From the old circular oratory inspiration, the most curious fortress-convent in the world was then built.

# The window decorated by God himself

Manueline Window Credits: conventodecristo IG

Wandering through the arcades and styles inside Convento de Cristo is certainly a journey through time and architectural styles. One must slowly discover the mysteries of the Templar citadel, such as the Renaissance portal and its enigmatic representations, the rooms related to the Templar rituals, wander through the courtyards until arriving at the Chapter House window decorated in Manueline art, known as decorated by God himself.
The outer frame of the window is decorated with knots and crusader shields, shows at the bottom a relief by the sculptor Diego de Arruda (or the Old Sea) and in general has a characteristic appearance conferred by some signs of time, which make it appear as if it had a marine deposit.

# The cross-shaped city

Credits: @sandra_d.o.m.i.n.g.o.s IG

The oldest place in the city of Tomar is cross-shaped, oriented towards the four cardinal points and with a church built at each end.
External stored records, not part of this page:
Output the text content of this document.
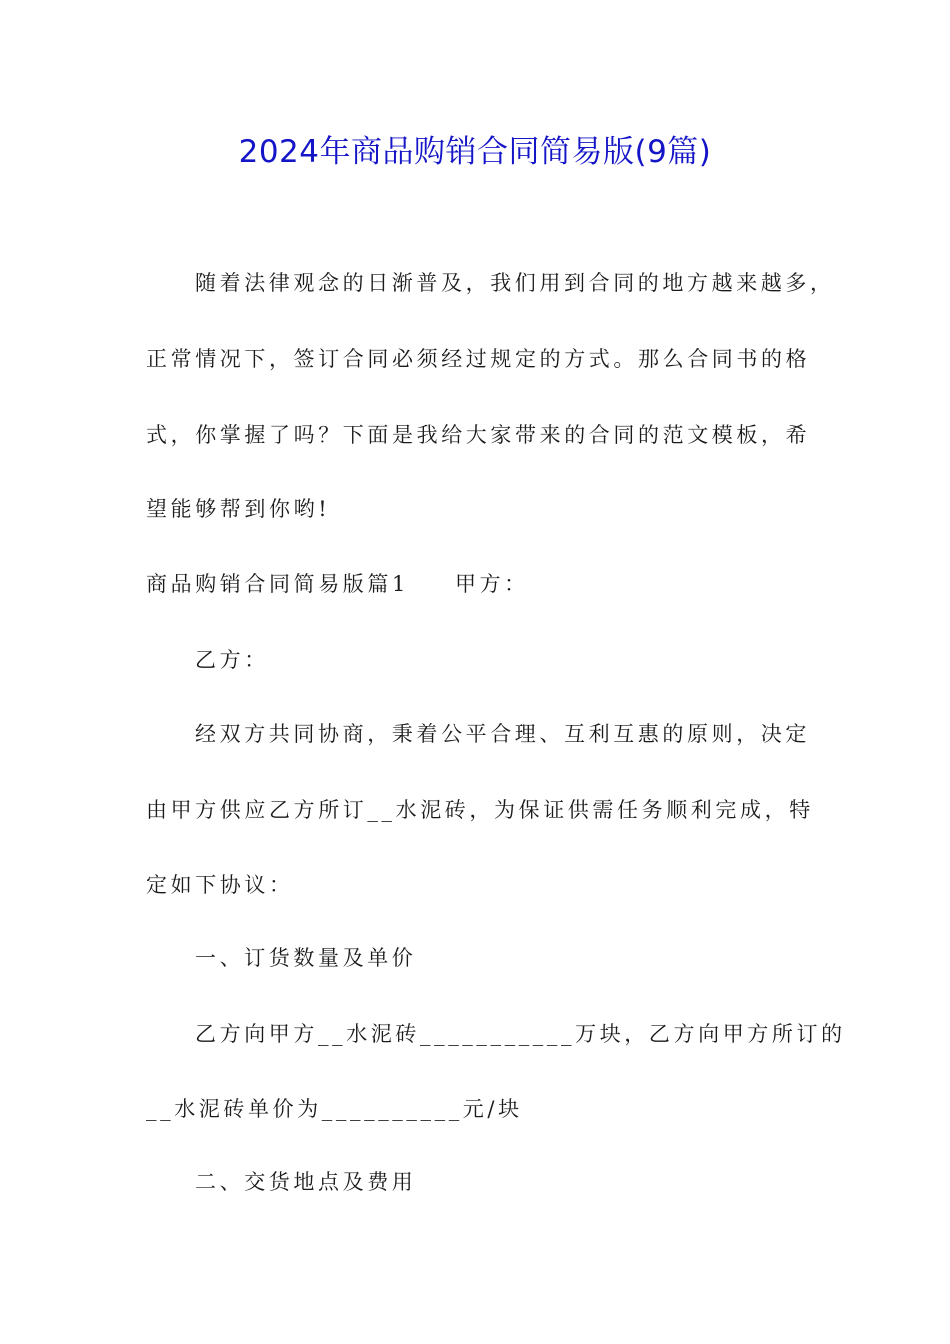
2024年商品购销合同简易版(9篇)

随着法律观念的日渐普及，我们用到合同的地方越来越多，

正常情况下，签订合同必须经过规定的方式。那么合同书的格

式，你掌握了吗？下面是我给大家带来的合同的范文模板，希

望能够帮到你哟!

商品购销合同简易版篇1 甲方：

乙方：

经双方共同协商，秉着公平合理、互利互惠的原则，决定

由甲方供应乙方所订__水泥砖，为保证供需任务顺利完成，特

定如下协议：

一、订货数量及单价

乙方向甲方__水泥砖___________万块，乙方向甲方所订的

__水泥砖单价为__________元/块

二、交货地点及费用
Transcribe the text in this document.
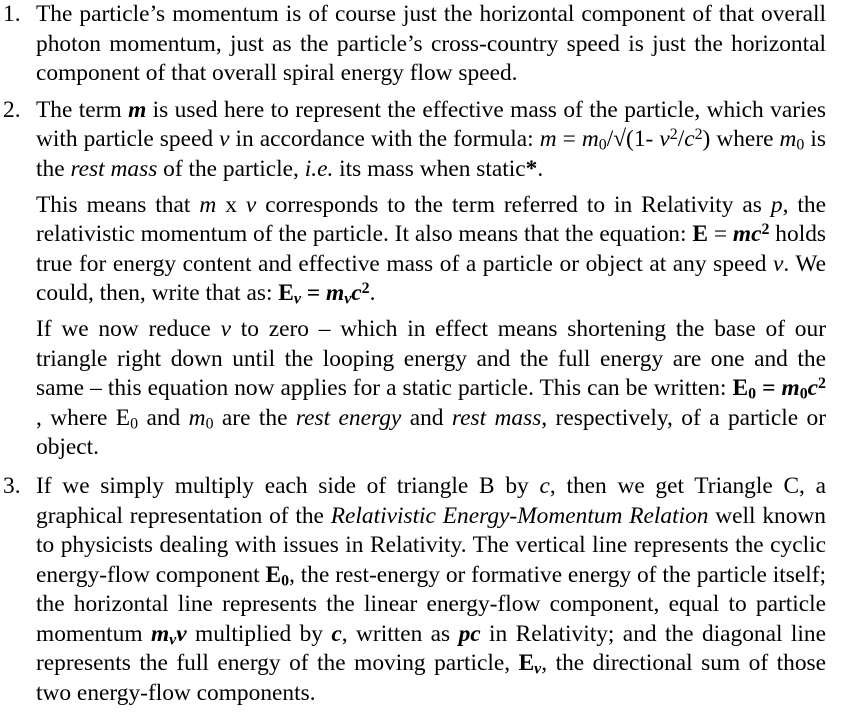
1. The particle’s momentum is of course just the horizontal component of that overall photon momentum, just as the particle’s cross-country speed is just the horizontal component of that overall spiral energy flow speed.

2. The term m is used here to represent the effective mass of the particle, which varies with particle speed v in accordance with the formula: $m = m_0/√(1-$ $v^2/c^2$) where $m_0$ is the rest mass of the particle, i.e. its mass when static*.

This means that m x v corresponds to the term referred to in Relativity as p, the relativistic momentum of the particle. It also means that the equation: $E = mc^2$ holds true for energy content and effective mass of a particle or object at any speed v. We could, then, write that as: $E_v = m_vc^2$.

If we now reduce v to zero – which in effect means shortening the base of our triangle right down until the looping energy and the full energy are one and the same – this equation now applies for a static particle. This can be written: $E_0 = m_0c^2$ , where $E_0$ and $m_0$ are the rest energy and rest mass, respectively, of a particle or object.

3. If we simply multiply each side of triangle B by c, then we get Triangle C, a graphical representation of the Relativistic Energy-Momentum Relation well known to physicists dealing with issues in Relativity. The vertical line represents the cyclic energy-flow component $E_0$, the rest-energy or formative energy of the particle itself; the horizontal line represents the linear energy-flow component, equal to particle momentum $m_vv$ multiplied by c, written as pc in Relativity; and the diagonal line represents the full energy of the moving particle, $E_v$, the directional sum of those two energy-flow components.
The southernmost one, dedicated to São Francisco, is the one that offers the most interesting curiosity: a Museum of Matches, a vast collection of matchboxes kept in vertical showcases more than a person’s height.
It is possible to visit the river that divides the city, the Rio Nabão, crossing it by walking on the bridges and arriving to the watermills that the river fed in historical times.

# The house of watermills

Watermill Credits: tigeladakawaii IG

It is precisely Tomar’s work of the mills and oil presses that has made, since the Middle Ages, the fortune and wealth of this town, one of the most prominent on the Iberian Peninsula.
In the Parque do Mouchão, which can be reached along routes that pass between characteristic buildings and historic cobblestones streets, one of the city’s emblems is preserved: a wooden water wheel called the Roda do Mouchão.
For a refreshing break, one can sit down in one of the characteristic cafés of the center, which offer typical sweets of the area, made with almonds or Siamese pumpkins, or alternatively, a unique local specialty, Fatias de Tomar, egg yolks prepared in a special pot for water bath cooking, invented in the last century by a Tomar’s pewter-maker.

The Templar Order was later disbanded and – just as mysteriously – transformed into the Order of Christ, in efforts to safeguard Portugal’s religious wealth.  Tomar has never stopped being home to the Templar citadel, which has since become a UNESCO World Heritage Site.